On May 12, 2008, at 14:28, the Great Sichuan Earthquake shook southwestern China leaving 68,000 people dead. Ten days later, as dreary dust settled everywhere, Du Haibin aimed his camera at some villagers. He did it again 210 days later, and the result is a stunning visual journey through the aftermath of tragedy.

Trailing locals, the filmmaker perfectly captures their emotional relief at having survived as well as their vulnerability when they begin to rebuild. The magnitude of the disaster is revealed in his many shots of dilapidated buildings and grieving family members.

While dazed villagers clear debris, one disheveled man wearing an overcoat without pants or shoes walks past the camera staring vacantly. He returns to haunt us repeatedly until somewhere in the middle of the documentary, we meet his father and finally understand his condition.

Other families are less fortunate. The parents of a missing student and their young son weep uncontrollably as they sift through the dorm room where he lived. The missing boy’s belongings appear eerily intact, even as every child in the school has been declared dead. Another parent chatters with a friend as they launder clothes on the pavement until, describing the deaths of her son, his wife and their child, she breaks down.

At first, villagers are quick to praise communist party leaders for distributing food and setting up temporary shelters. And, they happily engage in pep talks about their good fortune at living in such a responsive country. But the reality of having to fix what has been broken overcomes those who must resort to selling scrap metal and slaughtering pigs for money.

When Haibin returns 210 days later, the strain is visible. Patience is as thin as the winter wind is thick, descending on the villagers, while a lone woman complains about the lack of electric blankets. Yet when a prominent communist party leader speeds by in a sleek black car, the crowd breaks out into cheers — touched by an important official’s apparent concern over their unpleasant peasants’ lives.

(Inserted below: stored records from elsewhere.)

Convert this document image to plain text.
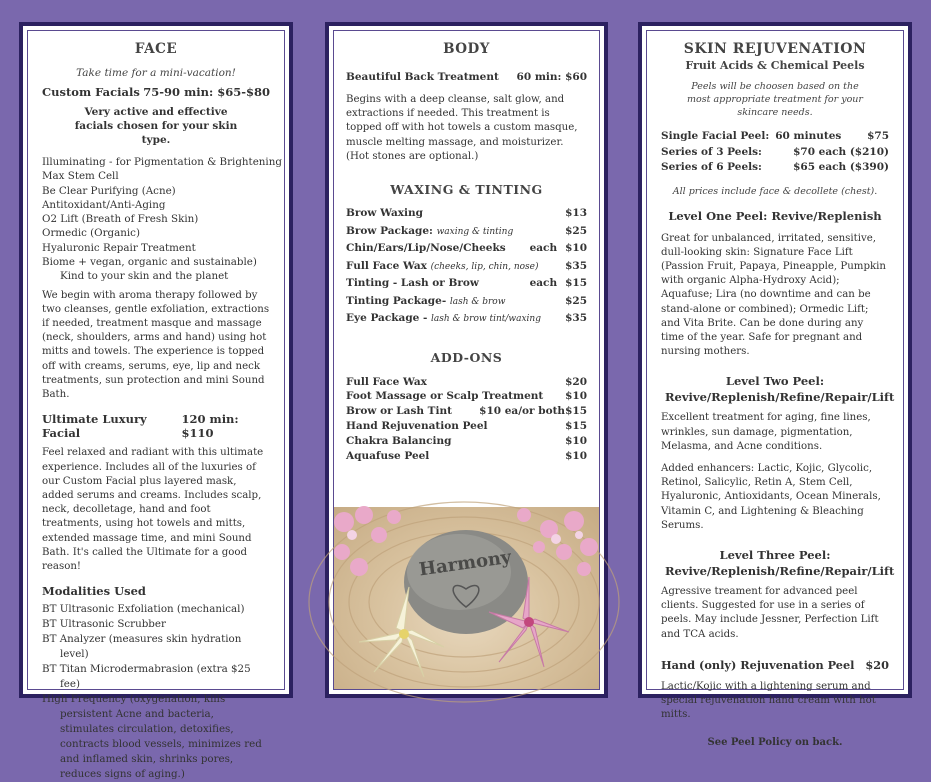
FACE
Take time for a mini-vacation!
Custom Facials 75-90 min: $65-$80
Very active and effective facials chosen for your skin type.
Illuminating - for Pigmentation & Brightening
Max Stem Cell
Be Clear Purifying (Acne)
Antitoxidant/Anti-Aging
O2 Lift (Breath of Fresh Skin)
Ormedic (Organic)
Hyaluronic Repair Treatment
Biome + vegan, organic and sustainable)
Kind to your skin and the planet

We begin with aroma therapy followed by two cleanses, gentle exfoliation, extractions if needed, treatment masque and massage (neck, shoulders, arms and hand) using hot mitts and towels. The experience is topped off with creams, serums, eye, lip and neck treatments, sun protection and mini Sound Bath.

Ultimate Luxury Facial
120 min: $110

Feel relaxed and radiant with this ultimate experience. Includes all of the luxuries of our Custom Facial plus layered mask, added serums and creams. Includes scalp, neck, decolletage, hand and foot treatments, using hot towels and mitts, extended massage time, and mini Sound Bath. It's called the Ultimate for a good reason!

Modalities Used
BT Ultrasonic Exfoliation (mechanical)
BT Ultrasonic Scrubber
BT Analyzer (measures skin hydration level)
BT Titan Microdermabrasion (extra $25 fee)
High Frequency (oxygenation, kills persistent Acne and bacteria, stimulates circulation, detoxifies, contracts blood vessels, minimizes red and inflamed skin, shrinks pores, reduces signs of aging.)
BODY
Beautiful Back Treatment 60 min: $60

Begins with a deep cleanse, salt glow, and extractions if needed. This treatment is topped off with hot towels a custom masque, muscle melting massage, and moisturizer. (Hot stones are optional.)

WAXING & TINTING
Brow Waxing	$13
Brow Package: waxing & tinting	$25
Chin/Ears/Lip/Nose/Cheeks each $10
Full Face Wax (cheeks, lip, chin, nose)	$35
Tinting - Lash or Brow	each $15
Tinting Package- lash & brow	$25
Eye Package - lash & brow tint/waxing $35
ADD-ONS
Full Face Wax	$20
Foot Massage or Scalp Treatment $10
Brow or Lash Tint	$10 ea/or both $15
Hand Rejuvenation Peel	$15
Chakra Balancing	$10
Aquafuse Peel	$10
Harmony
SKIN REJUVENATION
Fruit Acids & Chemical Peels
Peels will be choosen based on the most appropriate treatment for your skincare needs.
Single Facial Peel: 60 minutes $75
Series of 3 Peels:	$70 each ($210)
Series of 6 Peels:	$65 each ($390)
All prices include face & decollete (chest).
Level One Peel: Revive/Replenish

Great for unbalanced, irritated, sensitive, dull-looking skin: Signature Face Lift (Passion Fruit, Papaya, Pineapple, Pumpkin with organic Alpha-Hydroxy Acid); Aquafuse; Lira (no downtime and can be stand-alone or combined); Ormedic Lift; and Vita Brite. Can be done during any time of the year. Safe for pregnant and nursing mothers.

Level Two Peel: Revive/Replenish/Refine/Repair/Lift

Excellent treatment for aging, fine lines, wrinkles, sun damage, pigmentation, Melasma, and Acne conditions.

Added enhancers: Lactic, Kojic, Glycolic, Retinol, Salicylic, Retin A, Stem Cell, Hyaluronic, Antioxidants, Ocean Minerals, Vitamin C, and Lightening & Bleaching Serums.

Level Three Peel: Revive/Replenish/Refine/Repair/Lift

Agressive treament for advanced peel clients. Suggested for use in a series of peels. May include Jessner, Perfection Lift and TCA acids.

Hand (only) Rejuvenation Peel $20

Lactic/Kojic with a lightening serum and special rejuvenation hand cream with hot mitts.

See Peel Policy on back.
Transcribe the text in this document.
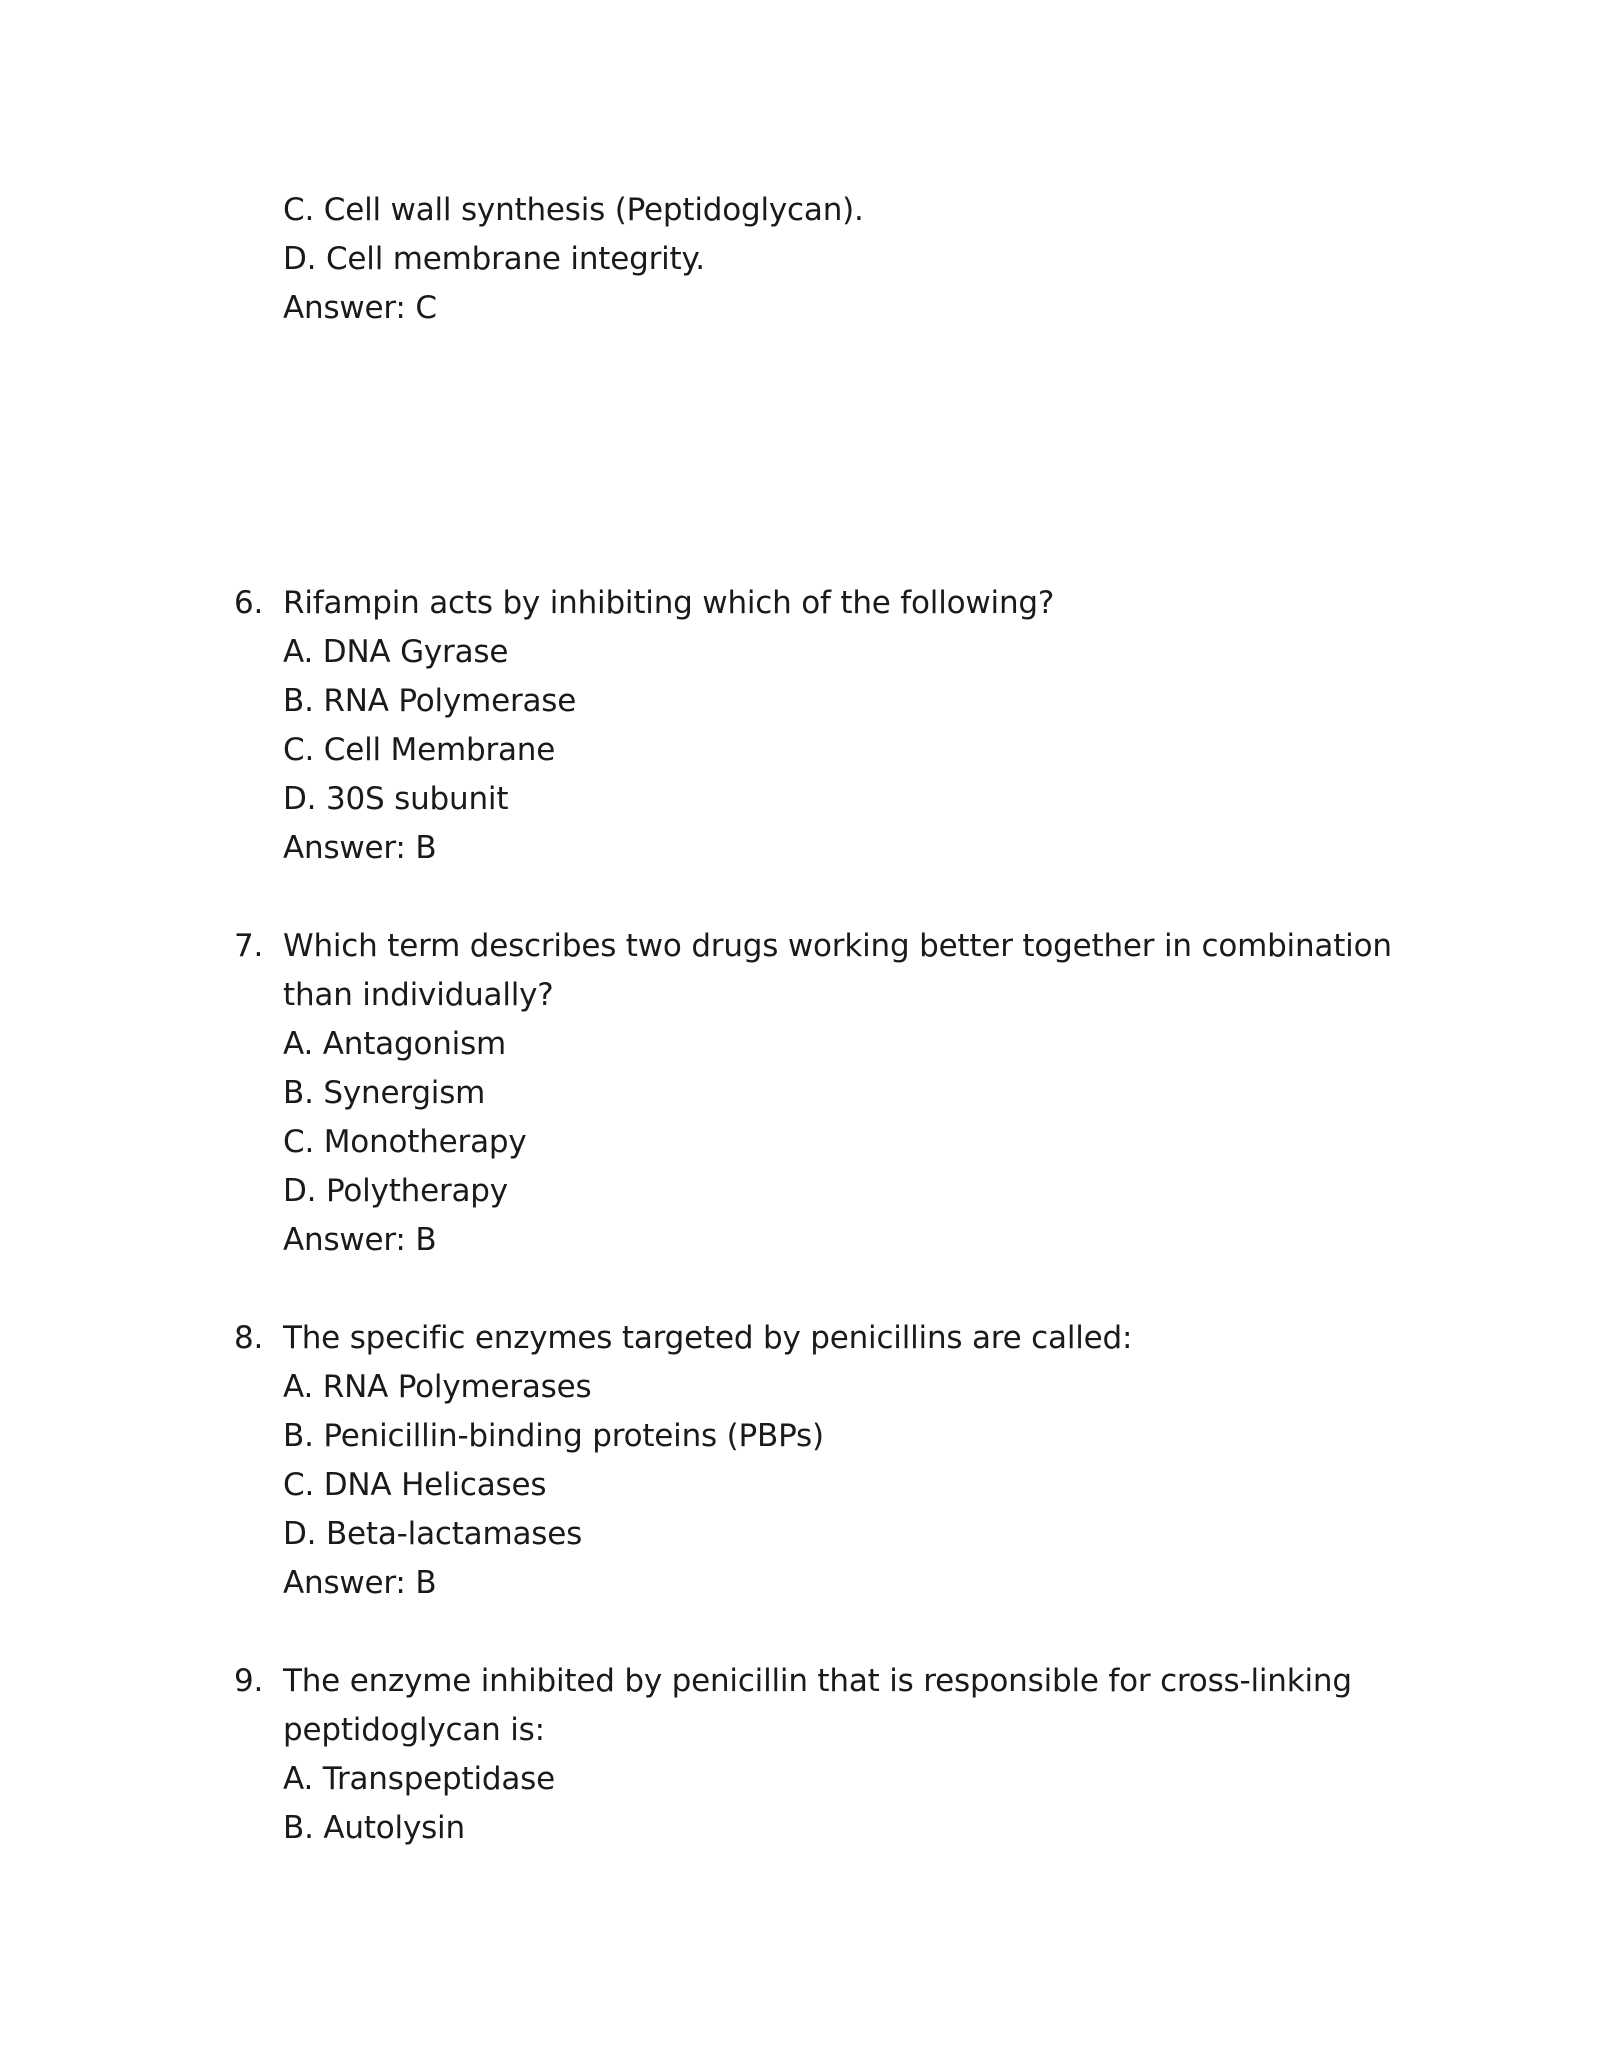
C. Cell wall synthesis (Peptidoglycan).
D. Cell membrane integrity.
Answer: C
6. Rifampin acts by inhibiting which of the following?
A. DNA Gyrase
B. RNA Polymerase
C. Cell Membrane
D. 30S subunit
Answer: B
7. Which term describes two drugs working better together in combination
than individually?
A. Antagonism
B. Synergism
C. Monotherapy
D. Polytherapy
Answer: B
8. The specific enzymes targeted by penicillins are called:
A. RNA Polymerases
B. Penicillin-binding proteins (PBPs)
C. DNA Helicases
D. Beta-lactamases
Answer: B
9. The enzyme inhibited by penicillin that is responsible for cross-linking
peptidoglycan is:
A. Transpeptidase
B. Autolysin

“1428” has no opening date yet for Seattle.

“Last Train Home”

The real shocker in Lixin Fan’s documentary (“Last Train Home”) is not his depiction of China’s sudden economic expansion stretching its average citizenry beyond endurance. Rather, it’s a smaller moment that occurs as he follows a typical rural-turned-urban family.

In a pivotal scene, two factory worker parents return to their village to visit their children on their yearly sojourn. When the teenage daughter dares to swear at her father, he knocks her to the ground. Ferociously fighting back, the girl suddenly turns towards the camera.

“You want to film me?” she screams. “This is the real me!”

Besides demonstrating that hating one’s parents may be universal among teenagers, the rebellious adolescent also displays strong Western influences as witnessed by her new lifestyle. Her mutiny is especially distressing because her parents left for the city specifically to provide a better life for her and her brother.

As China’s farmers migrate to congested metropolises to work, they make painful sacrifices. For the Zhangs, the family that Fan follows, it’s the only affordable means to send the children to school so they don’t end up working in factories like their parents. For 16 years, joined by 130 million fellow laborers, the Zhangs have journeyed across the country annually to celebrate Lunar New Year with their children. The distance, both emotionally and physically, leaves all parties ill prepared for reconnection.

“When we are home, we don’t know what to say to the kids,” Mrs. Zhang confesses.

Alas, the feeling is mutual for their estranged children.

A congregation of colorful umbrellas held by thousands patiently waiting in the rain to board a train home is a lasting image. And, the breathtaking trek through misty mountains contrasts with dirty factories where babies nap atop piles of fabric.

But the irony is that while the Zhangs suffer in their cramped dorm by night and ceaselessly sew blue jeans by day, their children pick crops with their grandmother in the beautiful countryside—the idyllic landscape the Zhangs left to make a better life.

“Last Train Home” opens Oct. 22 at The Egyptian.